Doppel indexes NFT data across various blockchains, including Ethereum, Solana, Polygon, Flow and others, and uses models that incorporate keywords and metadata to spot fraud, Tian said. Tian and Madduluri, who first bonded over playing basketball together, noted that of the 100 million NFTs they have already indexed, 37 million have been flagged by their algorithm as potentially fraudulent.

The startup has already integrated with OpenSea, the largest NFT marketplace, and is working on integrating with others, Tian said. Its top priorities in the near term are to build out new integrations and support for additional blockchains and to add off-chain data into their model, he added. One example of how Doppel could use off-chain data would be looking through a brand’s product catalog and searching for NFTs that match those products, Tian explained.

Tian noted that while Doppel helps companies identify fraud, it’s up to each individual company to determine how it wants to tackle instances of fraud once detected.

The company’s goal is to support both web3-native companies and Web 2.0 companies looking to build out their NFT strategies, according to Tian. He said Doppel is actively trying to court luxury fashion brands as customers.

Doppel’s system can detect fraud within one minute, CTO Madduluri said.
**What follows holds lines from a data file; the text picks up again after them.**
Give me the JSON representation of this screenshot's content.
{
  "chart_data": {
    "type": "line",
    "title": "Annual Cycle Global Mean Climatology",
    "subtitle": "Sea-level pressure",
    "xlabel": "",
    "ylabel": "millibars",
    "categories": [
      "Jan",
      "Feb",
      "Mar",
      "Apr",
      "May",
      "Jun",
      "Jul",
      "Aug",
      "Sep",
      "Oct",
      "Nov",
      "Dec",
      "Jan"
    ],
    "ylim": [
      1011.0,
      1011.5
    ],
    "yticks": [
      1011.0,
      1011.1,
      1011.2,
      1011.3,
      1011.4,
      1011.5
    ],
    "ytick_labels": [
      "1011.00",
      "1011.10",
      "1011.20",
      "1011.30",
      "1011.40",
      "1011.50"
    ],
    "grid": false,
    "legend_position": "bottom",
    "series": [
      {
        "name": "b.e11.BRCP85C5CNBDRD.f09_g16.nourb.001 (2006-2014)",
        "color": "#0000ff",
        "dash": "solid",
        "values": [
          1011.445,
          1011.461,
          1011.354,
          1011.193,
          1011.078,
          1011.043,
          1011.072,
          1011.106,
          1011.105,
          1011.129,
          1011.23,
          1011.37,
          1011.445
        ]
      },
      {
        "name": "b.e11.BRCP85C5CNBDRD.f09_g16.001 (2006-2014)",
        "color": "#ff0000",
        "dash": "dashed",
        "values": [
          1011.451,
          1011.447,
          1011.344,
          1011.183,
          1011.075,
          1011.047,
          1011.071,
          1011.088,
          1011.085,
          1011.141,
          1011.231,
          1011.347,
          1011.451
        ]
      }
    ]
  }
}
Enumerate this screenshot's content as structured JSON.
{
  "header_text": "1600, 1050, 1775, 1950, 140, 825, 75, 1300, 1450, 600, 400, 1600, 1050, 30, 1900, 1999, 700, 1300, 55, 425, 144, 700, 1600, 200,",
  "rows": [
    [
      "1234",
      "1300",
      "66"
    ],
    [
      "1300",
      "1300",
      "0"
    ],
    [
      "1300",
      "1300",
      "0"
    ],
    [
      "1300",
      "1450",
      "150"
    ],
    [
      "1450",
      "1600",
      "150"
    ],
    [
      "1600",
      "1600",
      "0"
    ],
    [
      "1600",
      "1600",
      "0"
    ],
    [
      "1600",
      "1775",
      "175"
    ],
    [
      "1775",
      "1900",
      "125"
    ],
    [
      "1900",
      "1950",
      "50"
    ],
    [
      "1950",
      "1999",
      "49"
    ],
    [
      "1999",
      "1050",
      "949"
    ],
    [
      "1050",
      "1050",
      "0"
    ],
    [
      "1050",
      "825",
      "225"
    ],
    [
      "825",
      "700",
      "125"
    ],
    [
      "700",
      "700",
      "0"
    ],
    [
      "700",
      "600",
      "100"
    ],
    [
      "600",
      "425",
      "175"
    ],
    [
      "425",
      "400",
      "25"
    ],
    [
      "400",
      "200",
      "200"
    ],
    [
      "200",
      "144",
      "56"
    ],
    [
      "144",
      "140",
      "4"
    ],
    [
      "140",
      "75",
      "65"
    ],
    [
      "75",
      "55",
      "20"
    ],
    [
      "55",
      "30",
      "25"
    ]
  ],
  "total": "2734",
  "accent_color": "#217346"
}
He predicted the biggest challenges facing Doppel as it continues to grow will be technical.

“It’s an incredible amount of data to consume and organize, and there are lots of players trying to tackle that. We have that challenge, plus the challenge of building good AI models on top of that data to identify potential counterfeits,” Madduluri said.

As for competition, Madduluri said projects including Hive and Skale are working on trust and safety more broadly within the digital asset space. Reverse image search API providers such as NFTPort are also operating in a similar space to Doppel, he added. Still, Madduluri explained, these companies are taking different approaches to Doppel’s. Doppel’s edge, he said, is that it is tackling the problem with a deeper, end-to-end approach rather than simply providing tools for developers, since it is both building out the indexers to acquire data and creating a SaaS-style product for companies based on that data.
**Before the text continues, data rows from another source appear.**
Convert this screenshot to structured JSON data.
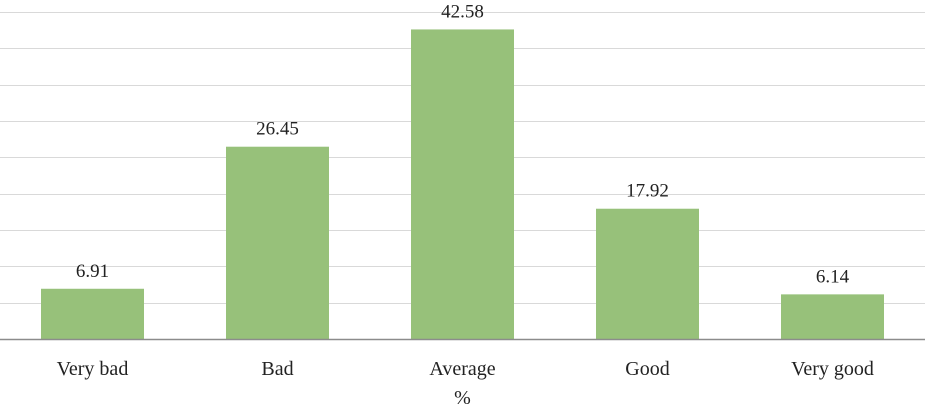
{
  "chart_data": {
    "type": "bar",
    "categories": [
      "Very bad",
      "Bad",
      "Average",
      "Good",
      "Very good"
    ],
    "values": [
      6.91,
      26.45,
      42.58,
      17.92,
      6.14
    ],
    "data_labels": [
      "6.91",
      "26.45",
      "42.58",
      "17.92",
      "6.14"
    ],
    "title": "",
    "xlabel": "%",
    "ylabel": "",
    "ylim": [
      0,
      45
    ],
    "grid": true,
    "legend": "none",
    "bar_color": "#97c17a",
    "grid_color": "#d9d9d9",
    "axis_color": "#8c8c8c"
  }
}
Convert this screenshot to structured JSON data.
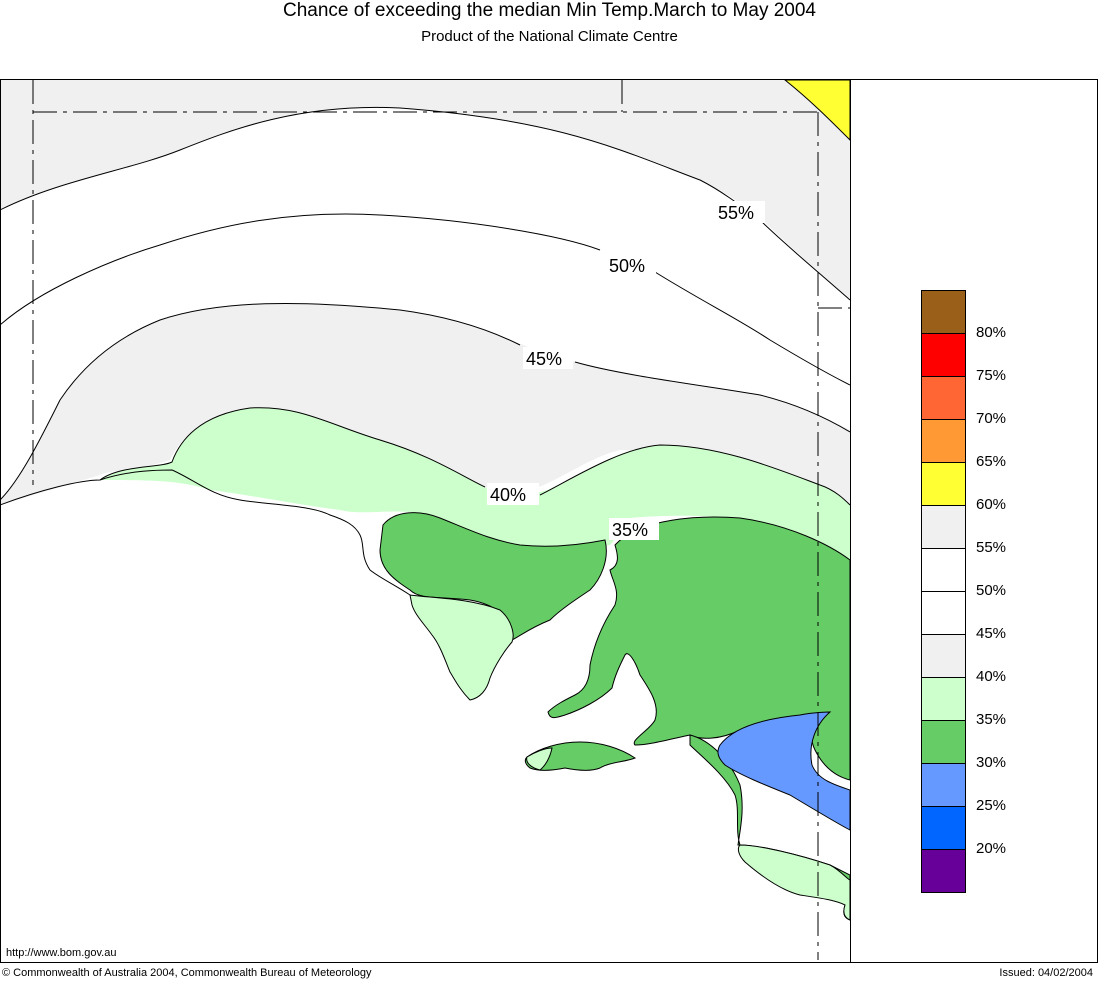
{
  "header": {
    "title": "Chance of exceeding the median Min Temp.March to May 2004",
    "subtitle": "Product of the National Climate Centre"
  },
  "contours": {
    "c55": "55%",
    "c50": "50%",
    "c45": "45%",
    "c40": "40%",
    "c35": "35%"
  },
  "legend": {
    "items": [
      {
        "label": "80%",
        "color": "#9a6019"
      },
      {
        "label": "75%",
        "color": "#ff0000"
      },
      {
        "label": "70%",
        "color": "#ff6633"
      },
      {
        "label": "65%",
        "color": "#ff9933"
      },
      {
        "label": "60%",
        "color": "#ffff33"
      },
      {
        "label": "55%",
        "color": "#f0f0f0"
      },
      {
        "label": "50%",
        "color": "#ffffff"
      },
      {
        "label": "45%",
        "color": "#ffffff"
      },
      {
        "label": "40%",
        "color": "#f0f0f0"
      },
      {
        "label": "35%",
        "color": "#ccffcc"
      },
      {
        "label": "30%",
        "color": "#66cc66"
      },
      {
        "label": "25%",
        "color": "#6699ff"
      },
      {
        "label": "20%",
        "color": "#0066ff"
      },
      {
        "label": "",
        "color": "#660099"
      }
    ]
  },
  "footer": {
    "url": "http://www.bom.gov.au",
    "copyright": "© Commonwealth of Australia 2004, Commonwealth Bureau of Meteorology",
    "issued": "Issued: 04/02/2004"
  }
}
The team of three, comprised of both co-founders alongside the company’s founding engineer, is set to grow over the next few months with two to four new engineering hires, Tian said.

Despite a recent downturn in cryptocurrency prices, the duo is confident about the staying power of NFTs.

“We’re not concerned about the market. There are always cycles in this space, but we truly believe NFTs will stick around long term and will be part of almost every company’s strategy,” Madduluri said.